The page suggested Alex smoked marijuana and spoke a made-up language called “Retardish.” It was also set up to appear that Alex had left obscene comments on other friends’ pages, made frequent sexual references, and posted a racist video. The creators also are accused of posting derogatory messages about Alex.
“I was upset that my friends would turn on me like that,” she told the Associated Press. “I was crying. It was hard to go to school the next day.”
Murky Legal Issues
Alex learned of the phony page a year ago and told her parents, who soon contacted administrators at the 1,000-student Palmer Middle School and filed a report with the Cobb County police.
“At the time this report was taken in May 2011, we were not aware of any cyberbullying law on the books that would take her specific situation and apply it to Georgia law,” said Sgt. Dana Pierce, a Cobb County police spokesman.
Police encouraged Alex’s family to report the fake account to Facebook. The family said that despite requests to Facebook to take the page down, the company did not do so. The website was taken down around the time the lawsuit was filed last month in Cobb County Superior Court.
Facebook spokesman Andrew Noyes and Cobb County school officials declined to comment on the case.
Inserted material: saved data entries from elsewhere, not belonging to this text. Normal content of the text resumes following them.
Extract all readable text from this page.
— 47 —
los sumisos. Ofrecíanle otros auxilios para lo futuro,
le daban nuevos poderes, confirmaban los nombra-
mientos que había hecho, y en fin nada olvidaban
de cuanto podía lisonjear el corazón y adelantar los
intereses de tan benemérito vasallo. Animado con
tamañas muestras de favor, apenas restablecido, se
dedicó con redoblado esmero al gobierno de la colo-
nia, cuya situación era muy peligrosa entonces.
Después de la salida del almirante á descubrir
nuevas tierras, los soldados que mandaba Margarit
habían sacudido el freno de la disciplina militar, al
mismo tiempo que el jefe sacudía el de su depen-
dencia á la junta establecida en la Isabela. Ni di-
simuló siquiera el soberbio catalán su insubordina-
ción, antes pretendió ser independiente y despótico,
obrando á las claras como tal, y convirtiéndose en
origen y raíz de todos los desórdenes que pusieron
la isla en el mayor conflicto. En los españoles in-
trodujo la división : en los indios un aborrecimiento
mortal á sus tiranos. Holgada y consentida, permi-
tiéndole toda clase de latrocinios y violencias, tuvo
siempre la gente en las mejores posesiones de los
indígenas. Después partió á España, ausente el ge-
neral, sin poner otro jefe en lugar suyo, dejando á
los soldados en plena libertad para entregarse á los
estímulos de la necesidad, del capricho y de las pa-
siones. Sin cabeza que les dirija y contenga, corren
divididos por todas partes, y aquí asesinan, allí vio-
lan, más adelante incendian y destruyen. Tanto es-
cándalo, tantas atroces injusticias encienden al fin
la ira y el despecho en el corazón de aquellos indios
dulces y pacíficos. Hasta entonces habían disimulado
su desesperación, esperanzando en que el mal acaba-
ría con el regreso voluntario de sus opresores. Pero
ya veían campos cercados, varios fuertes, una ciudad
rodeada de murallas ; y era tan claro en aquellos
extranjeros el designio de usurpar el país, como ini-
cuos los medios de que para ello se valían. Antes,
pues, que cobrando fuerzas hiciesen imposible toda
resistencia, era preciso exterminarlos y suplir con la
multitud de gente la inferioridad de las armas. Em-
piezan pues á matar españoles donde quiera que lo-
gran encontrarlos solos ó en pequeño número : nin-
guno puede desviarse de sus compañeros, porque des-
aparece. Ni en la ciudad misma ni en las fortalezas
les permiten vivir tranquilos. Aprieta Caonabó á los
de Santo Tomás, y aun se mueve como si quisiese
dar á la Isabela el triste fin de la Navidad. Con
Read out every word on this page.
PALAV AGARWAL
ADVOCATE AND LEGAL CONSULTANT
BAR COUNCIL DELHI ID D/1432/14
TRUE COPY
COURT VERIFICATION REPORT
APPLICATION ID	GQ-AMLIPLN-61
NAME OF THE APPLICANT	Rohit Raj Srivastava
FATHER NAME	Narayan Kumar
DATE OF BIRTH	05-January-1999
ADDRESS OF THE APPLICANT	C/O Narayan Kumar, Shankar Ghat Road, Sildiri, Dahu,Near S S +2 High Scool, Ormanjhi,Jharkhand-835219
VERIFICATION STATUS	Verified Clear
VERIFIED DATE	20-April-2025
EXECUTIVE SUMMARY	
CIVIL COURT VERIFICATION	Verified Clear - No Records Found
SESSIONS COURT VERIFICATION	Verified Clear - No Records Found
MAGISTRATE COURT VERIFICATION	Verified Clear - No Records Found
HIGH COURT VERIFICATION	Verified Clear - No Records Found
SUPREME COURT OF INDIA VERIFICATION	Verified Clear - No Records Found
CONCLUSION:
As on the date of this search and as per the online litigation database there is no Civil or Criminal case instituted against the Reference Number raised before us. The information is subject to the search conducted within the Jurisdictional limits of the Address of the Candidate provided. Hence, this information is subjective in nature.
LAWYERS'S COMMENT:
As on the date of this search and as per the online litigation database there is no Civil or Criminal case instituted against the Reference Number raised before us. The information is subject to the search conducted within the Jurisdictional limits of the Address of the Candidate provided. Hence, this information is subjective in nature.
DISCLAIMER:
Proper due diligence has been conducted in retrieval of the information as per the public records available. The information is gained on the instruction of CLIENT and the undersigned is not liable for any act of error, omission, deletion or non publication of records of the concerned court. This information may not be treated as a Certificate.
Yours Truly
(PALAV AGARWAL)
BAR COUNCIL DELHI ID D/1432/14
The two students named in the lawsuit haven’t hired a lawyer, and their parents couldn’t be reached for comment.
The thorny issue of whether schools may censor students who are off campus when they bully others online has led to split decisions in federal courts. Administrators and judges have wrestled over whether free-speech rights allow students to say what they want when they’re not at school.
Justin Layshock of western Pennsylvania was suspended after he created a MySpace parody in 2005 that said his principal smoked marijuana and hid beer behind his desk. The suspension was overturned by a federal judge, who found that school officials had failed to show that the student’s profile had disrupted school operations. The judge’s decision was later upheld by an appeals court.
In West Virginia, Kara Kowalski sued school officials after she was suspended from her high school for five days in 2005 for creating a Web page suggesting another student had a sexually transmitted disease. A federal appeals court upheld the suspension, dismissing Ms. Kowalski’s argument that the school shouldn’t punish her because she had created the site at home.
The U.S. Supreme Court declined to hear either case.
Jason Medley, of Houston, filed a defamation lawsuit about a year ago against three of his daughter’s classmates. The classmates were accused of filming themselves making false sexual remarks about his daughter and posting the video on Facebook.
The complaint was later settled with apologies from the girls and a small donation to charity, Mr. Medley’s lawyer, Robert Naudin, said.
“The girls involved likely now understand the wrongful nature of what they did and the harm that can come of such conduct,” Mr. Naudin said. “They made a donation out of their allowances to a charitable organization that fights against cyberbullying.”
Expanding the Laws
In Georgia, lawmakers have given school administrators new powers to punish students if they bully others at school, but legislation that would expand the laws to include text messages and social-media sites never reached a vote this year.
Thirteen states specify in their bullying laws that they have authority over off-campus incidents if they disrupt the school environment, according to an analysis from the U.S. Department of Education published last December. Georgia, however, is not one of them.
“Cyberbullying really goes beyond the four walls of the school or the four corners of the campus, because if you use a cellphone, [personal digital assistant], or social-media site, then those activities follow the child both into the school and out of the school,” said House Minority Leader Stacey Abrams, a Democrat from Atlanta who co-sponsored the legislation that would have expanded Georgia’s bullying law.
“It’s important for the state to really get ahead of this,” Ms. Abrams said. “It’s already happening, but it’s going to be more exacerbated and more difficult the longer we go.”
Alex and her family have started a petition to encourage lawmakers to strengthen Georgia’s law. Her lawsuit seeks a jury trial and unspecified damages.
“At first blush, you wouldn’t think it’s a big deal,” said Alex’s lawyer, Natalie Woodward. “Once you actually see the stuff that’s on there, it’s shocking.”